Issues with java enum hashCode()

Recently, I discovered an issue with java enum hashCode() while debugging an issue  related to a map-reduce application. With map-reduce framework, only a particular reducer should receive all the records with same key. However, I noticed that different reducers were getting records for the same key.  It meant that something was wrong with the way keys were getting hashed and distributed among the reducers. So, it meant that something is wrong with hashCode() method of this custom key class but I couldn't see anything obviously wrong by looking at the auto-generated hash method.

While discussing this issue with a colleague, I came across the fact that hashCode() for an enum class is actually the memory address of enum.
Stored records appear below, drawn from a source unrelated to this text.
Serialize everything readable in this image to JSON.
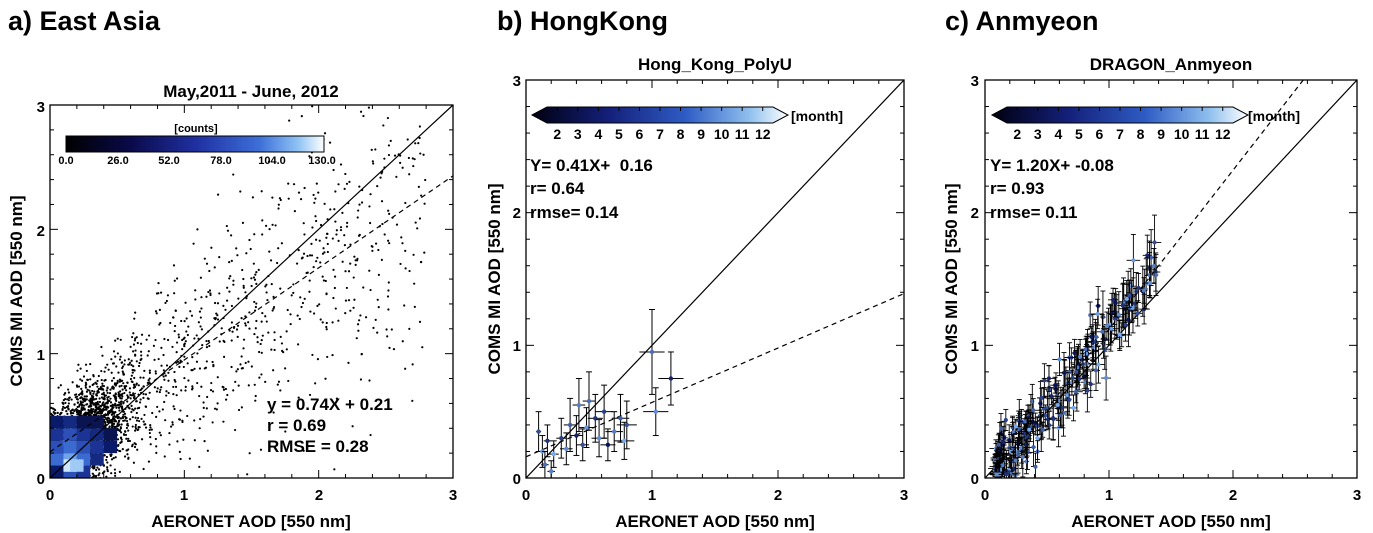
{
  "chart_data": [
    {
      "type": "scatter",
      "panel_label": "a) East Asia",
      "title": "May,2011 - June, 2012",
      "xlabel": "AERONET AOD [550 nm]",
      "ylabel": "COMS MI AOD [550 nm]",
      "xlim": [
        0,
        3
      ],
      "ylim": [
        0,
        3
      ],
      "xticks": [
        "0",
        "1",
        "2",
        "3"
      ],
      "yticks": [
        "0",
        "1",
        "2",
        "3"
      ],
      "colorbar": {
        "label": "[counts]",
        "ticks": [
          "0.0",
          "26.0",
          "52.0",
          "78.0",
          "104.0",
          "130.0"
        ],
        "range": [
          0,
          130
        ]
      },
      "fit": {
        "slope": 0.74,
        "intercept": 0.21
      },
      "stats": [
        "y = 0.74X + 0.21",
        "r = 0.69",
        "RMSE = 0.28"
      ]
    },
    {
      "type": "scatter",
      "panel_label": "b) HongKong",
      "title": "Hong_Kong_PolyU",
      "xlabel": "AERONET AOD [550 nm]",
      "ylabel": "COMS MI AOD [550 nm]",
      "xlim": [
        0,
        3
      ],
      "ylim": [
        0,
        3
      ],
      "xticks": [
        "0",
        "1",
        "2",
        "3"
      ],
      "yticks": [
        "0",
        "1",
        "2",
        "3"
      ],
      "colorbar": {
        "label": "[month]",
        "ticks": [
          "2",
          "3",
          "4",
          "5",
          "6",
          "7",
          "8",
          "9",
          "10",
          "11",
          "12"
        ]
      },
      "fit": {
        "slope": 0.41,
        "intercept": 0.16
      },
      "stats": [
        "Y= 0.41X+  0.16",
        "r= 0.64",
        "rmse= 0.14"
      ],
      "points": [
        {
          "x": 0.1,
          "y": 0.35,
          "ex": 0.02,
          "ey": 0.15,
          "m": 6
        },
        {
          "x": 0.13,
          "y": 0.2,
          "ex": 0.03,
          "ey": 0.12,
          "m": 11
        },
        {
          "x": 0.15,
          "y": 0.1,
          "ex": 0.03,
          "ey": 0.1,
          "m": 8
        },
        {
          "x": 0.17,
          "y": 0.28,
          "ex": 0.03,
          "ey": 0.12,
          "m": 4
        },
        {
          "x": 0.2,
          "y": 0.05,
          "ex": 0.03,
          "ey": 0.08,
          "m": 9
        },
        {
          "x": 0.22,
          "y": 0.18,
          "ex": 0.04,
          "ey": 0.1,
          "m": 12
        },
        {
          "x": 0.28,
          "y": 0.3,
          "ex": 0.04,
          "ey": 0.15,
          "m": 5
        },
        {
          "x": 0.32,
          "y": 0.22,
          "ex": 0.05,
          "ey": 0.12,
          "m": 10
        },
        {
          "x": 0.35,
          "y": 0.4,
          "ex": 0.05,
          "ey": 0.2,
          "m": 7
        },
        {
          "x": 0.4,
          "y": 0.32,
          "ex": 0.05,
          "ey": 0.15,
          "m": 3
        },
        {
          "x": 0.42,
          "y": 0.55,
          "ex": 0.05,
          "ey": 0.2,
          "m": 9
        },
        {
          "x": 0.45,
          "y": 0.25,
          "ex": 0.05,
          "ey": 0.12,
          "m": 6
        },
        {
          "x": 0.48,
          "y": 0.38,
          "ex": 0.06,
          "ey": 0.15,
          "m": 11
        },
        {
          "x": 0.5,
          "y": 0.58,
          "ex": 0.05,
          "ey": 0.22,
          "m": 8
        },
        {
          "x": 0.55,
          "y": 0.45,
          "ex": 0.06,
          "ey": 0.18,
          "m": 4
        },
        {
          "x": 0.58,
          "y": 0.3,
          "ex": 0.06,
          "ey": 0.14,
          "m": 10
        },
        {
          "x": 0.62,
          "y": 0.5,
          "ex": 0.07,
          "ey": 0.2,
          "m": 5
        },
        {
          "x": 0.65,
          "y": 0.25,
          "ex": 0.06,
          "ey": 0.12,
          "m": 2
        },
        {
          "x": 0.7,
          "y": 0.35,
          "ex": 0.07,
          "ey": 0.15,
          "m": 9
        },
        {
          "x": 0.75,
          "y": 0.45,
          "ex": 0.07,
          "ey": 0.18,
          "m": 7
        },
        {
          "x": 0.78,
          "y": 0.28,
          "ex": 0.08,
          "ey": 0.14,
          "m": 12
        },
        {
          "x": 0.8,
          "y": 0.4,
          "ex": 0.08,
          "ey": 0.18,
          "m": 6
        },
        {
          "x": 1.0,
          "y": 0.95,
          "ex": 0.1,
          "ey": 0.32,
          "m": 8
        },
        {
          "x": 1.03,
          "y": 0.5,
          "ex": 0.1,
          "ey": 0.18,
          "m": 10
        },
        {
          "x": 1.15,
          "y": 0.75,
          "ex": 0.1,
          "ey": 0.2,
          "m": 3
        }
      ]
    },
    {
      "type": "scatter",
      "panel_label": "c) Anmyeon",
      "title": "DRAGON_Anmyeon",
      "xlabel": "AERONET AOD [550 nm]",
      "ylabel": "COMS MI AOD [550 nm]",
      "xlim": [
        0,
        3
      ],
      "ylim": [
        0,
        3
      ],
      "xticks": [
        "0",
        "1",
        "2",
        "3"
      ],
      "yticks": [
        "0",
        "1",
        "2",
        "3"
      ],
      "colorbar": {
        "label": "[month]",
        "ticks": [
          "2",
          "3",
          "4",
          "5",
          "6",
          "7",
          "8",
          "9",
          "10",
          "11",
          "12"
        ]
      },
      "fit": {
        "slope": 1.2,
        "intercept": -0.08
      },
      "stats": [
        "Y= 1.20X+ -0.08",
        "r= 0.93",
        "rmse= 0.11"
      ]
    }
  ]
}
Since, the memory address of enum will vary on different machines, the hashCode() generated for same key varied on different machines in Hadoop framework and that's why records with same key went to different reducers.
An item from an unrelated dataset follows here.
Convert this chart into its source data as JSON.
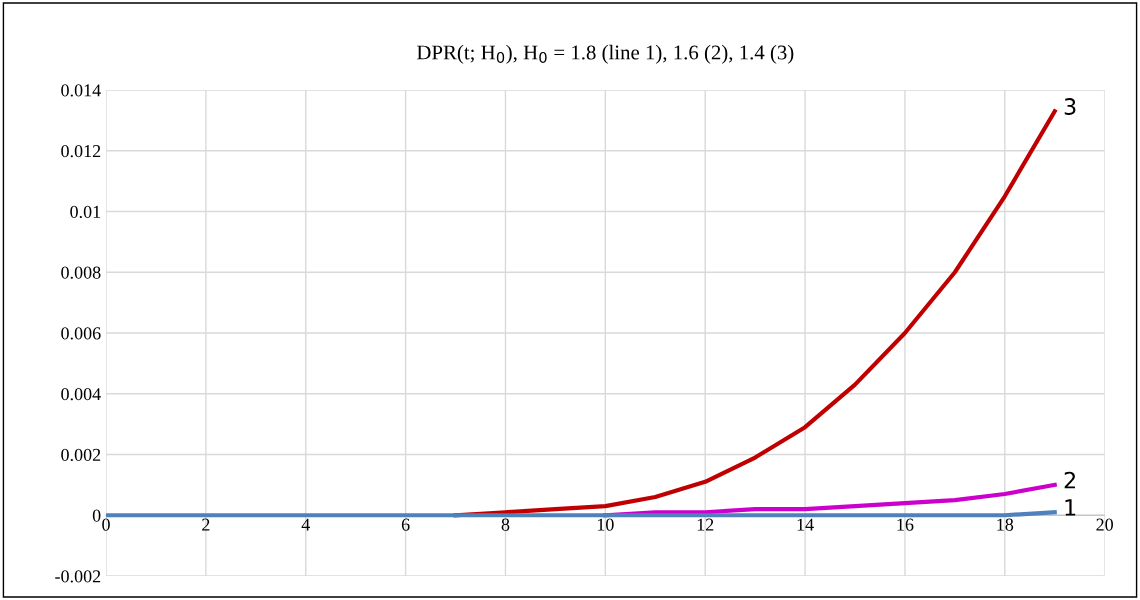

The custom reducer key class looked like as below:

public class Key implements WritableComparable {
 private SomeEnum e;
 private long id;

 private enum SomeEnum {
 ENUM_1, ENUM_2
 }

 @Override
 // Auto-generated code by eclipse IDE
 public int hashCode() {
 final int prime = 31;
 int result = 1;
 result = result * prime + ( (e == null) ? 0 : e.hashCode());
 result = result * prime + (int) (id ^ (id >>> 32));
 return result;
 }

 // other methods ...
}

The hashcode method in enum delegates to Object.hashCode().
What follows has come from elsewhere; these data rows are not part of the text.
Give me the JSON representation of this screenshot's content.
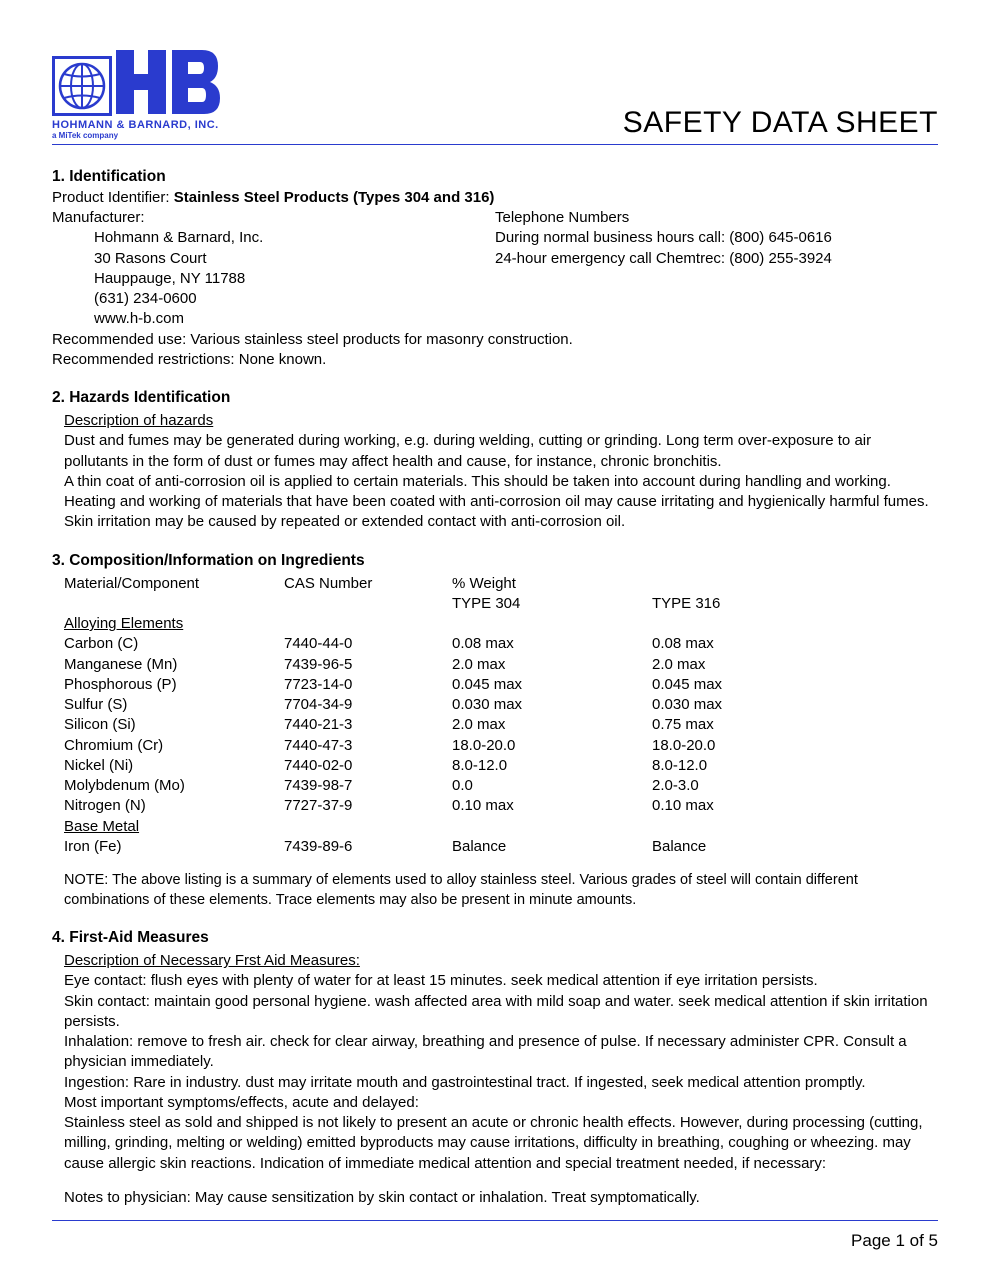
{
  "header": {
    "company_name": "HOHMANN & BARNARD, INC.",
    "company_sub": "a MiTek company",
    "doc_title": "SAFETY DATA SHEET",
    "logo_color": "#2a3bce"
  },
  "section1": {
    "title": "1. Identification",
    "product_label": "Product Identifier: ",
    "product_value": "Stainless Steel Products (Types 304 and 316)",
    "manufacturer_label": "Manufacturer:",
    "manufacturer_lines": {
      "l1": "Hohmann & Barnard, Inc.",
      "l2": "30 Rasons Court",
      "l3": "Hauppauge, NY 11788",
      "l4": "(631) 234-0600",
      "l5": "www.h-b.com"
    },
    "telephone_label": "Telephone Numbers",
    "telephone_lines": {
      "l1": "During normal business hours call: (800) 645-0616",
      "l2": "24-hour emergency call Chemtrec: (800) 255-3924"
    },
    "rec_use": "Recommended use: Various stainless steel products for masonry construction.",
    "rec_restrict": "Recommended restrictions: None known."
  },
  "section2": {
    "title": "2. Hazards Identification",
    "sub": "Description of hazards",
    "p1": "Dust and fumes may be generated during working, e.g. during welding, cutting or grinding. Long term over-exposure to air pollutants in the form of dust or fumes may affect health and cause, for instance, chronic bronchitis.",
    "p2": "A thin coat of anti-corrosion oil is applied to certain materials. This should be taken into account during handling and working. Heating and working of materials that have been coated with anti-corrosion oil may cause irritating and hygienically harmful fumes. Skin irritation may be caused by repeated or extended contact with anti-corrosion oil."
  },
  "section3": {
    "title": "3. Composition/Information on Ingredients",
    "h_material": "Material/Component",
    "h_cas": "CAS Number",
    "h_weight": "% Weight",
    "h_t304": "TYPE 304",
    "h_t316": "TYPE 316",
    "alloying_label": "Alloying Elements",
    "rows": [
      {
        "mat": "Carbon (C)",
        "cas": "7440-44-0",
        "t304": "0.08 max",
        "t316": "0.08 max"
      },
      {
        "mat": "Manganese (Mn)",
        "cas": "7439-96-5",
        "t304": "2.0 max",
        "t316": "2.0 max"
      },
      {
        "mat": "Phosphorous (P)",
        "cas": "7723-14-0",
        "t304": "0.045 max",
        "t316": "0.045 max"
      },
      {
        "mat": "Sulfur (S)",
        "cas": "7704-34-9",
        "t304": "0.030 max",
        "t316": "0.030 max"
      },
      {
        "mat": "Silicon (Si)",
        "cas": "7440-21-3",
        "t304": "2.0 max",
        "t316": "0.75 max"
      },
      {
        "mat": "Chromium (Cr)",
        "cas": "7440-47-3",
        "t304": "18.0-20.0",
        "t316": "18.0-20.0"
      },
      {
        "mat": "Nickel (Ni)",
        "cas": "7440-02-0",
        "t304": "8.0-12.0",
        "t316": "8.0-12.0"
      },
      {
        "mat": "Molybdenum (Mo)",
        "cas": "7439-98-7",
        "t304": "0.0",
        "t316": "2.0-3.0"
      },
      {
        "mat": "Nitrogen (N)",
        "cas": "7727-37-9",
        "t304": "0.10 max",
        "t316": "0.10 max"
      }
    ],
    "base_label": "Base Metal",
    "base_row": {
      "mat": "Iron (Fe)",
      "cas": "7439-89-6",
      "t304": "Balance",
      "t316": "Balance"
    },
    "note": "NOTE: The above listing is a summary of elements used to alloy stainless steel. Various grades of steel will contain different combinations of these elements. Trace elements may also be present in minute amounts."
  },
  "section4": {
    "title": "4. First-Aid Measures",
    "sub": "Description of Necessary Frst Aid Measures:",
    "eye": "Eye contact: flush eyes with plenty of water for at least 15 minutes. seek medical attention if eye irritation persists.",
    "skin": "Skin contact: maintain good personal hygiene. wash affected area with mild soap and water. seek medical attention if skin irritation persists.",
    "inhalation": "Inhalation: remove to fresh air. check for clear airway, breathing and presence of pulse. If necessary administer CPR. Consult a physician immediately.",
    "ingestion": "Ingestion: Rare in industry. dust may irritate mouth and gastrointestinal tract. If ingested, seek medical attention promptly.",
    "symptoms_label": "Most important symptoms/effects, acute and delayed:",
    "symptoms": "Stainless steel as sold and shipped is not likely to present an acute or chronic health effects. However, during processing (cutting, milling, grinding, melting or welding) emitted byproducts may cause irritations, difficulty in breathing, coughing or wheezing. may cause allergic skin reactions. Indication of immediate medical attention and special treatment needed, if necessary:",
    "notes": "Notes to physician: May cause sensitization by skin contact or inhalation. Treat symptomatically."
  },
  "footer": {
    "page": "Page 1 of 5"
  }
}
I wrote a small piece of code to verify the hashCode() behavior and noticed that even on same machine, the hashCode() would differ for same enum if it's run in different JVMs.

public enum EnumTest {
 ENUM_1("1"),
 ENUM_2("2");

 private String s;

 EnumTest(String s) {
 this.s = s;
 }

 public static void main(String[] args) {
 System.out.println("Enum 1 hash " + EnumTest.ENUM_1.hashCode());
 System.out.println("Enum 2 hash " + EnumTest.ENUM_2.hashCode());
 System.out.println("Enum 1 ordinal " + EnumTest.ENUM_1.ordinal());
 System.out.println("Enum 2 ordinal " + EnumTest.ENUM_2.ordinal());
 System.out.println("Enum 1 string hash " + EnumTest.ENUM_1.s.hashCode());
 System.out.println("Enum 2 string hash " + EnumTest.ENUM_2.s.hashCode());
 }
}
------------
Run-1
------------
Enum 1 hash 730401895
Enum 2 hash 848123013
Enum 1 ordinal 0
Enum 2 ordinal 1
Enum 1 string hash 49
Enum 2 string hash 50

-----------
Run-2
-----------
Enum 1 hash 2022437173
Enum 2 hash 730401895
Enum 1 ordinal 0
Enum 2 ordinal 1
Enum 1 string hash 49
Enum 2 string hash 50

Lessons learnt:

  • Don't use enum hashCode() especially for distributed applications.
  • Don't be shy to discuss even small issues with colleagues 🙂
  • Don't blindly trust auto-generated methods and rule them out from being buggy!